Sunday, February 17, 2013

Got Hope?

Last evening, I was privilege to speak on the topic of hope for a women's supper. The event itself was wonderful and is an ongoing tradition for a local church in which the MEN of the church prepare and serve a formal dinner to the women of the church. How is that for a servant's heart? What a great idea. So much work went into the evening. Tables were adorned beautifully, a live band played background music for the reception, and then the evening included worship music, fabulous food, a moving devotional by a young Mom ... and then everyone had to listen to me for a while. I "hope" that the theme of "hope" came through. As usual, I think I got more of a blessing out of the evening than anyone listening. One of the things I share when I speak on the topic of hope is this poem, and I'm so often asked for copies, that I thought I'd put it here on my blog. It was a gift to me back in the 1990s when my husband Bob was battling cancer, and I honestly cannot tell you how helpful and encouraging it was.

So ... if you are waiting ... may this give you comfort ... and HOPE.


Desperately, helplessly, longingly, I cried.
Quietly, patiently, lovingly God replied.
I pled and I wept for a clue to my fate,
and the Master so gently said, “Child, you must wait.”

“Wait?
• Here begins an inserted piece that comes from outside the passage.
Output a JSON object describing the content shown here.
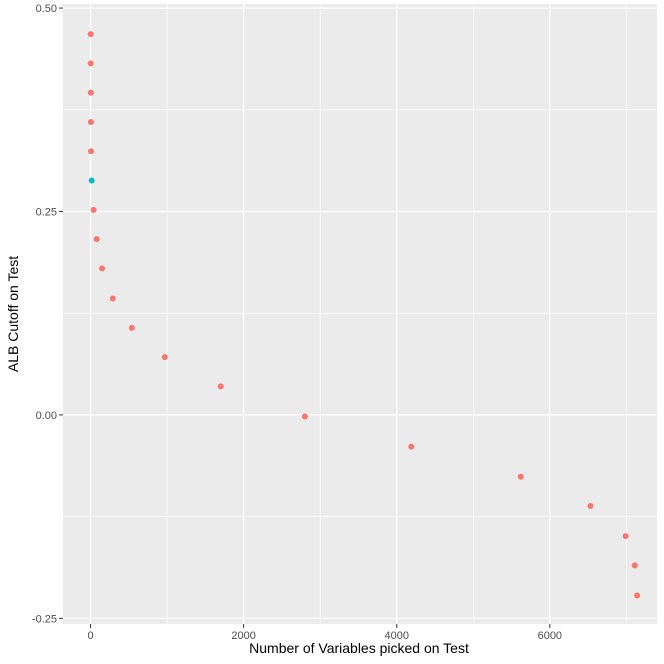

You say, wait!” my indignant reply.
“Lord, I need answers, I need to know why!
Is your hand shortened?  Or have you not heard?
By faith, I have asked, and am claiming your Word.

My future and all to which I can relate
Hangs in the balance, and YOU tell me to WAIT?
I’m needing a ‘yes,’ a go-ahead sign,
Or even a ‘no’ to which I can resign.

And Lord, you promised that if we believe
we need but to ask, and we shall receive,
and Lord, I’ve been asking, and this is my cry:
I’m weary of asking!  I need a reply!”

Then quietly, softly, I learned of my fate
as my Master replied once again, “You must wait.”
So, I slumped in my chair, defeated and taut,
and grumbled to God, “So, I’m waiting – for what?”

He seemed, then, to kneel, and his eyes wept with mine.
And he tenderly said, “I could give you a sign.
I could shake the heavens, and darken the sun.
I could raise the dead, and cause mountains to run.
All you seek, I could give, and pleased you would be.
You would have what you want – but you wouldn’t know me.

You’d not know the depth of my love for each saint.
You’d not know the power that I give to the faint.
You’d not learn to see through the clouds of despair.
You’d not learn to trust just by knowing I’m there.
You’d not know the joy of resting in me
when darkness and silence were all you could see.

You’d never experience that fullness of love
as the peace of my Spirit descends like a dove.
You’d know that I give and I save (for a start),
but you’d not know the depth of the beat of my heart.
the glory of my comfort late into the night,
the faith that I give when you walk without sight,
the depth that’s beyond getting just what you asked
of an infinite God, who makes what you have LAST.

You’d never know, should your pain quickly flee,
What it means that “My grace is sufficient for Thee.”
Yes, your dreams for your loved one overnight would come true.
But, oh, the loss! If I lost what I’m doing in you!

So, be silent, my child, and in time you will see
that the greatest of gifts is to get to know me.
And though oft’ may my answers seem terribly late,
My most precious answer of all is still, “WAIT.”